Augmented user manuals

Like most geeks do, Mac Slocum says most user manuals are worthless: they usually display poorly written text and confusing diagrams. Although I don’t have such a negative point of view, I must admit that most user manuals don’t match the same quality level as the products they are delivered with, especially products designed abroad with user manuals poorly translated…

Of course, there are many reasons why user manuals are poorly written and designed: most users don’t read them anymore.

  • First, most products provide the kind of user interfaces that do not require users to spend hours reading their user manual. Phones, cameras, TVs or cars have very nice and intuitive user interfaces, that most users can understand the moment they touch it.
  • Second, there is a kind of general acceptance about product user interface standards: even if hardware look different, the embedded software makes product look very similar. There is not much difference between two Android or two Windows mobile cellphone: they share the same operating system, and can share the same apps.
  • Third, why should a company spend dollar in massive redactional efforts while social media and user generated content will provide most users with the level of information they require: how to activate this feature, how to get rid of that one, or how to develop a product expertise, through blogs, forums or online videos?

However, relying on users to deliver good quality educational content or user manuals can be risky for several reasons:

  • It takes time for users to adopt products and deliver such content, and quality content is not the users’s main focus
  • Internationalization and product variants can be a nightmare, especially for products with very different design from one country to the other: videos or blog posts related to a specific product version could lead users with a different product version to make inappropriate choices
  • Highly specialized products, with long training curves, still require very complexes user manuals, with hundreds of pages and very developped indexes: who can afford such redactional efforts in today’s economy?

Augmented reality brings answers to the questions we just raised.

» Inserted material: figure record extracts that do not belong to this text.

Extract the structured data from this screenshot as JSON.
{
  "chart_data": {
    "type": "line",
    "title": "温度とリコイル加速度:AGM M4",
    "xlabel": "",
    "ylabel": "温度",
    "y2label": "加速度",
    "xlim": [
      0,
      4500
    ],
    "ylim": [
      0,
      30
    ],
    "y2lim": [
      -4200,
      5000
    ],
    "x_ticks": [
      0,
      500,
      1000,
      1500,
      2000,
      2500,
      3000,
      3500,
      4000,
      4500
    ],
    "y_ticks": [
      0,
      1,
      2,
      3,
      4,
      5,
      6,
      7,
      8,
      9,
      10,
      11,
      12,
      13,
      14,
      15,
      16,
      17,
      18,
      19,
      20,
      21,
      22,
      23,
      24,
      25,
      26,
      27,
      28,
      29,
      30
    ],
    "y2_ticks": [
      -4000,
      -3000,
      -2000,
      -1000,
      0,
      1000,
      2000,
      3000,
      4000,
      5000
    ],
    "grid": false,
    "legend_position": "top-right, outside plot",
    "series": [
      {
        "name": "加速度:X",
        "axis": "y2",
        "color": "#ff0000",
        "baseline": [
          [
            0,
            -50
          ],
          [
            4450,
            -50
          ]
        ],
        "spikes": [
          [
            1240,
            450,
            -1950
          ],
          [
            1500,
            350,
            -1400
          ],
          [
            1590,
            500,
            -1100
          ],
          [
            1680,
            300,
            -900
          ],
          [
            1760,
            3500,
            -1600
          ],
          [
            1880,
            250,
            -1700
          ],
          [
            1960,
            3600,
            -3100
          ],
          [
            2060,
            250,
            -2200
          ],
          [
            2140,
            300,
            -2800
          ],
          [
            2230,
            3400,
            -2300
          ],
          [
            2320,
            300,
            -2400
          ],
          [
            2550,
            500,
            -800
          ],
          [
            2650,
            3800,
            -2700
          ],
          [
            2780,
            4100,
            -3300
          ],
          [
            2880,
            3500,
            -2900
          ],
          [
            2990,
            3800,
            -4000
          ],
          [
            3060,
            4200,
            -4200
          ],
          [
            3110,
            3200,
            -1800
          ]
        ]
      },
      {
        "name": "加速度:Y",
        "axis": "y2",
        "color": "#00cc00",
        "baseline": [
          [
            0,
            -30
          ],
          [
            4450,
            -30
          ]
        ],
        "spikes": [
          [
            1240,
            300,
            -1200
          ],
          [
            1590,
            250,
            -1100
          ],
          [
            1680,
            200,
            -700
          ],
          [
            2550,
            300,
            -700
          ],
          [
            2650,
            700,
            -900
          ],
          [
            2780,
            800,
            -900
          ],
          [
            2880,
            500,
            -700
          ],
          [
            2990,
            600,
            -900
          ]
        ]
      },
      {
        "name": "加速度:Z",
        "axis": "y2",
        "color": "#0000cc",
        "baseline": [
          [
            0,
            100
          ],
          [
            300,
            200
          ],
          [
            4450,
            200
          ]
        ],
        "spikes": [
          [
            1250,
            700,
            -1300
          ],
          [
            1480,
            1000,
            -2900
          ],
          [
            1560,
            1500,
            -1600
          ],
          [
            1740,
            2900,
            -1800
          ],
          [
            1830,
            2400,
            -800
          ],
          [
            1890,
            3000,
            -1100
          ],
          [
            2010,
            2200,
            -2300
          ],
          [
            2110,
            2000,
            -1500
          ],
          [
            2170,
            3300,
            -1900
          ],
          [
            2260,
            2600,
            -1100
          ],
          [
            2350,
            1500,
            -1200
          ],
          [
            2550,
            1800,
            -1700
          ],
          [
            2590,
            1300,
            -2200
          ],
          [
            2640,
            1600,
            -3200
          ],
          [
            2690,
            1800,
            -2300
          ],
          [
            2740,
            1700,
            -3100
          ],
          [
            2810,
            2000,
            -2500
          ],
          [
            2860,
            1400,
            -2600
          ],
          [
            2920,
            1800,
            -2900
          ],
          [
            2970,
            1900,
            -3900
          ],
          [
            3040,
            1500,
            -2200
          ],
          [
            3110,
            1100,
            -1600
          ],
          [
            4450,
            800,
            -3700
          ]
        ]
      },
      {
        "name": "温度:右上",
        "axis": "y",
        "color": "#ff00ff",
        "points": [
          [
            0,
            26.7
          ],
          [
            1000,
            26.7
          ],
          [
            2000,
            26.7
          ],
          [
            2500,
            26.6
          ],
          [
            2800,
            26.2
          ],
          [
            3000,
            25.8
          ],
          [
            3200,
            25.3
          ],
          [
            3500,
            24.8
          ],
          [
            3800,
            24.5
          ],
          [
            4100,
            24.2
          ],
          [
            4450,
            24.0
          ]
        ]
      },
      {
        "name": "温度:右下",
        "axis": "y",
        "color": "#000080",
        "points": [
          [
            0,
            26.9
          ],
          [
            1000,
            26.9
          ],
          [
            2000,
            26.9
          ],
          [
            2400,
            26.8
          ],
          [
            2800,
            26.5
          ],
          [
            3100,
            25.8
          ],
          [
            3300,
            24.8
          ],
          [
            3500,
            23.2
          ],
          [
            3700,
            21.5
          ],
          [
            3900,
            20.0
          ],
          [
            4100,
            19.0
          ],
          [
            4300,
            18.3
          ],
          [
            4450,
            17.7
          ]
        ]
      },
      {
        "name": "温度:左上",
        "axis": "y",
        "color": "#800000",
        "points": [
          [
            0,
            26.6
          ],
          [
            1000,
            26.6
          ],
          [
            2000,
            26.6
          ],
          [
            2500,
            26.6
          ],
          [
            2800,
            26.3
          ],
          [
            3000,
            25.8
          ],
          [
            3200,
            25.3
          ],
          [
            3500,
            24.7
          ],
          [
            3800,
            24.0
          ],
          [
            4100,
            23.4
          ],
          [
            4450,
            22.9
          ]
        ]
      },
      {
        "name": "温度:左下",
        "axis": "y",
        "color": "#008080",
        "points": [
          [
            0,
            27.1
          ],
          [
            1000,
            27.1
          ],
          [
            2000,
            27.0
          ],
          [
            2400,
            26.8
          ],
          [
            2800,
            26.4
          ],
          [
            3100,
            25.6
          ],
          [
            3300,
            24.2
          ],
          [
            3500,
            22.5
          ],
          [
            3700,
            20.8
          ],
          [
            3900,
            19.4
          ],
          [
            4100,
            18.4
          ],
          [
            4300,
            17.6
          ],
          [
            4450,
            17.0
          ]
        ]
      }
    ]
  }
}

AR videos posted to YouTube, provide very explicit and useful hints to users that want to develop their skills, fix a small problem or heck they are using teir products appropriately.

Mac Slocum on O’Reilly Radar, cites Columbia University efforts on project ARMAR (Augmented Reality for Maintenance and Repair). I think the following video is even more explicit:

Can you imagine the benefits you could raise from such interactive user manuals, the kind of manuals that exactly shows the product you’re using, and not another one?